An energetic account for the higher prevalence of bipedal hopping versus running among smaller animals using intermittent or fast gaits


Meeting Abstract

P3-100  Wednesday, Jan. 6 15:30  An energetic account for the higher prevalence of bipedal hopping versus running among smaller animals using intermittent or fast gaits. USHERWOOD, JR*; MCGOWAN, CP; The Royal Veterinary College, London; University of Idaho jusherwood@rvc.ac.uk https://sites.google.com/site/jimusherwoodresearch/

Bipedal locomotion has evolved numerous times among mammals and birds. Hopping is generally limited to, or in the case of marsupials at least originated in, relatively small animals. Hopping mammals tend to be fast and hop over considerable distances; in contrast, birds that hop on the ground tend often do so intermittently, with a characteristic start-stop-start progress. If the cost of activating muscle dominates, and muscle must be activated fundamentally to provide the work and power of locomotion, simple scaling laws provide considerable insight. The cost of steady hopping approaches that of running – both dominated by issues of power rather than work – at small size scales and high speeds. Slow hopping, especially among large animals, is predicted to be especially costly due to the relative dominance of vertical work requirements.

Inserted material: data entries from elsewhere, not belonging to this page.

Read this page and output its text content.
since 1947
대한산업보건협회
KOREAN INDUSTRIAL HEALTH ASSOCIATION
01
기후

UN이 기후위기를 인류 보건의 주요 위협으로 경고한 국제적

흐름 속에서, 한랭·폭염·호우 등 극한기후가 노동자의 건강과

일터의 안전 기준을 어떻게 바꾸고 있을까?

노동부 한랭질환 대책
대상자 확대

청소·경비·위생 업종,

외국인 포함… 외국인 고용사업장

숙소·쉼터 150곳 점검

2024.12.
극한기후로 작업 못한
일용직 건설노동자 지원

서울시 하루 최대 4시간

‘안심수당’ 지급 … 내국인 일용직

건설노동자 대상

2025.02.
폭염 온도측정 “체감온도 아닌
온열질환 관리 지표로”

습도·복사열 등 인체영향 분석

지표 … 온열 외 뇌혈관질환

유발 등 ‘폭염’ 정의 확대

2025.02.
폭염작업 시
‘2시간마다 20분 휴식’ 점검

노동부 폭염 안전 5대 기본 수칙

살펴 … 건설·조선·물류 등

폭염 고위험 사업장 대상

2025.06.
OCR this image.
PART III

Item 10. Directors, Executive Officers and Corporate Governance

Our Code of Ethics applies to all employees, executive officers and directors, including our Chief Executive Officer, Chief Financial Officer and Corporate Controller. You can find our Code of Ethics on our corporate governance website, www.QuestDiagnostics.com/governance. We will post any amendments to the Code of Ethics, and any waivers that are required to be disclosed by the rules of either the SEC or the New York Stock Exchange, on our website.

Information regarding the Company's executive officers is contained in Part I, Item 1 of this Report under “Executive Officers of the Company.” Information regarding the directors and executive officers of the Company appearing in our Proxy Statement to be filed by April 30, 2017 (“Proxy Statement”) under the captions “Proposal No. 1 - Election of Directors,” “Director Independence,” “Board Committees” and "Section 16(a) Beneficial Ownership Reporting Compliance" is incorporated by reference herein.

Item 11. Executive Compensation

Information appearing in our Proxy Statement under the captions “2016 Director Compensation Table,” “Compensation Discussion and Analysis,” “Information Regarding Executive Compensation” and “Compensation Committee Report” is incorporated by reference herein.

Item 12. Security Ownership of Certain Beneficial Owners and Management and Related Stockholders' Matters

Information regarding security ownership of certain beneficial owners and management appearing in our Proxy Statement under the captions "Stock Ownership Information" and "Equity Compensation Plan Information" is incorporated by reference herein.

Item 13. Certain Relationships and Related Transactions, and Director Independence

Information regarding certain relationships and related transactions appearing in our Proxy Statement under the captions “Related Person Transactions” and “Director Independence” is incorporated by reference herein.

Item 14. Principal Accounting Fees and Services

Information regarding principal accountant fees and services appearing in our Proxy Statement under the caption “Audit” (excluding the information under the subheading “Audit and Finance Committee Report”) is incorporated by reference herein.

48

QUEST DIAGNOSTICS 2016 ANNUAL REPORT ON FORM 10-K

At small sizes (leg lengths less than 0.2m), a single thrush-like hop stride is predicted to be less costly than a single running stride (starting and finishing stationary). Hopping may confer a range of advantages over running or quadrupedal gaits; differential scaling of work and power provides an account for why smaller, faster animals are less energetically precluded from hopping, and hopping can be more economical for short distances.